Continuing our three-part series highlighting local women in the tech industry, who are navigating often unwelcoming spaces to use their expertise and skill as developers for good, we present you, Joanie Davis from West Michigan and an intern at Collective Idea.

Davis was not always interested in the field of coding and web development, but after enrolling in a course in scientific computer programming at Hope College, where she is currently a senior, Davis was exposed to what she calls a “mixture of creativity, problem solving, and collaboration,” she decided to change her career course and pursue a major in computer science.  “I haven’t regretted it since,” shares Davis.

Because Davis is still growing her skills in code, she has not yet decided on her specialization.
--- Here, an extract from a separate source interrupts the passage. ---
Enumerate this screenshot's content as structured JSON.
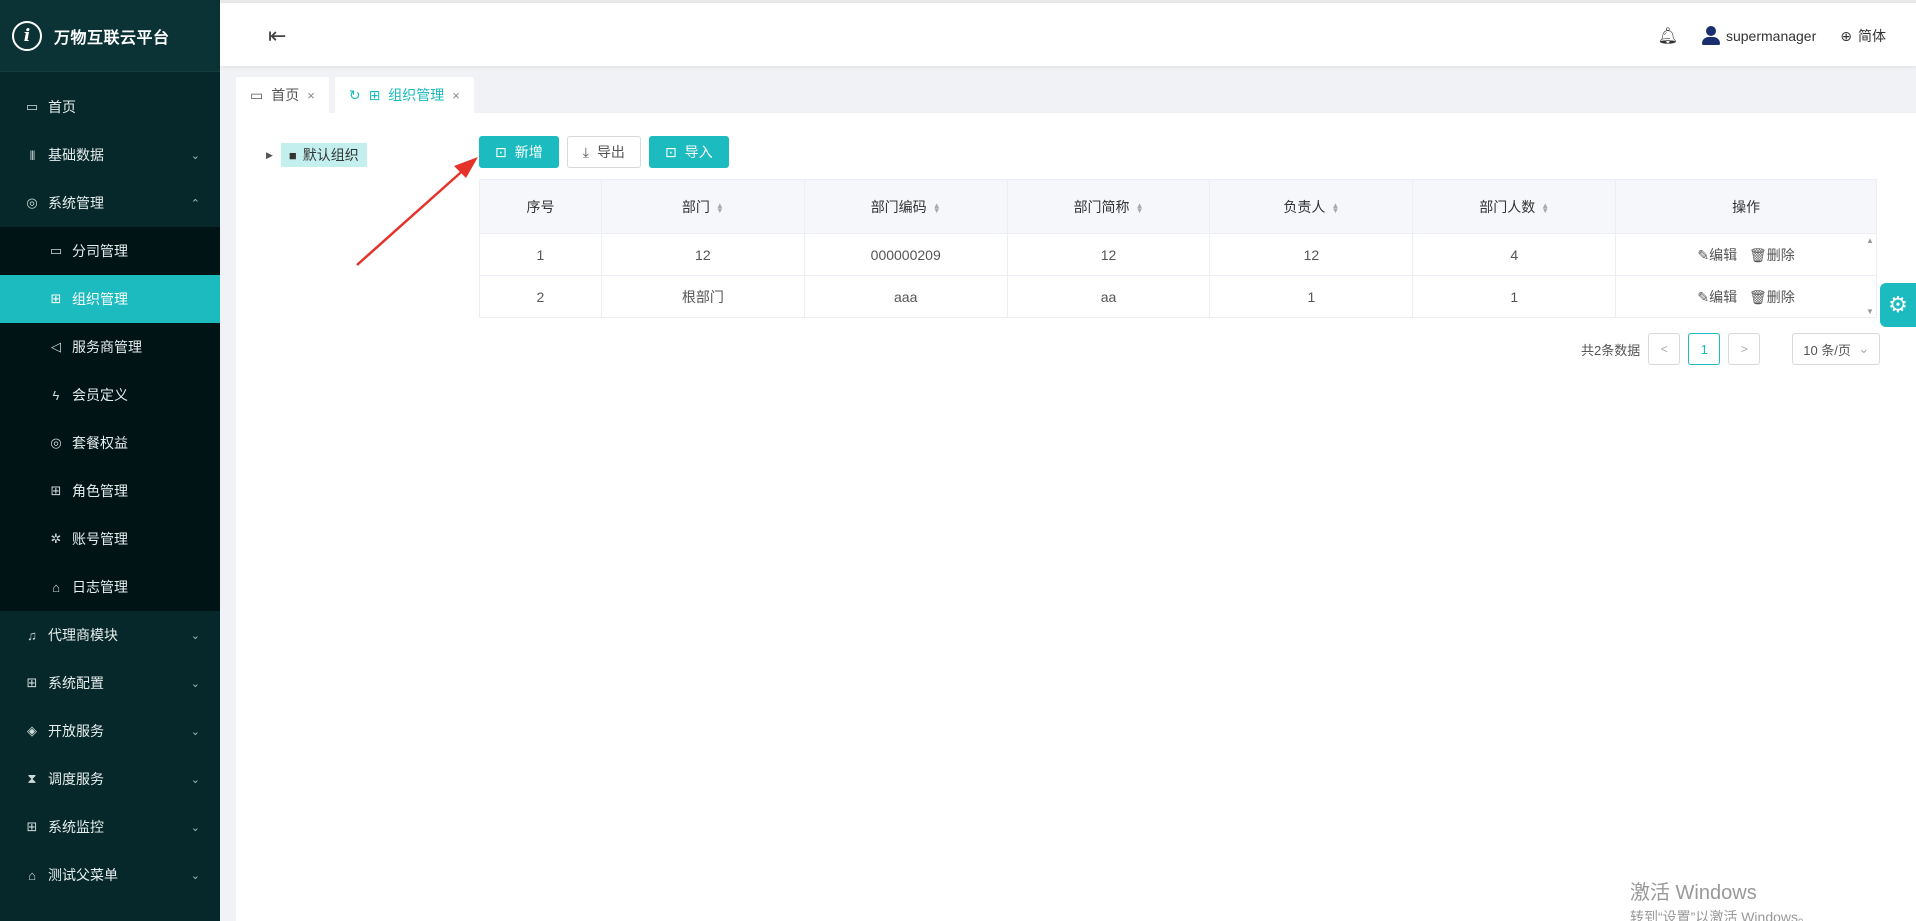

Davis has experience in back-end development, a kind of coding that handles database and behavior logic, and also has interest in front-end development, which focuses more on styling and user experience.

“Here at Collective Idea, I've had the opportunity to participate in the development process for web applications that help people plan and coordinate events, manage their company's resource usage, and event keep a better track of whether or not their own programs are running correctly,” says Davis.

For Davis, the biggest challenge is reminding herself that she has a place in the tech industry.

“Most of the guys have a self-confidence in their abilities that stems from messing around with computers since they were kids or young teens. I didn’t start being interested in computers until college and a lot of the time when I’m talking to guys who've been messing around with code for most of their lives, I struggle with the idea that I’ll never catch up to them,” says Davis.

Despite these barriers, Davis has found a place in an industry where she uses her skills to help create programs to help others.

Last summer, computer science professor at Hope College, Mike Jipping worked with Davis and three other students—Natalie Boardway, Joanie Davis, and Meredith Lind—to develop “Bilancio” an iOS application designed to help students with learning disabilities learn budgeting skills. The app is currently being used in Hope’s Ready for Life’s budgeting unit, the college’s program for college-age students with learning disabilities.

“Not every girl is going to want to be a developer, of course. But instead of assuming girls won't want to work with computers, we have to make it easy for them to explore this possibility, and decide for themselves if it's a career they want to pursue,” says Davis.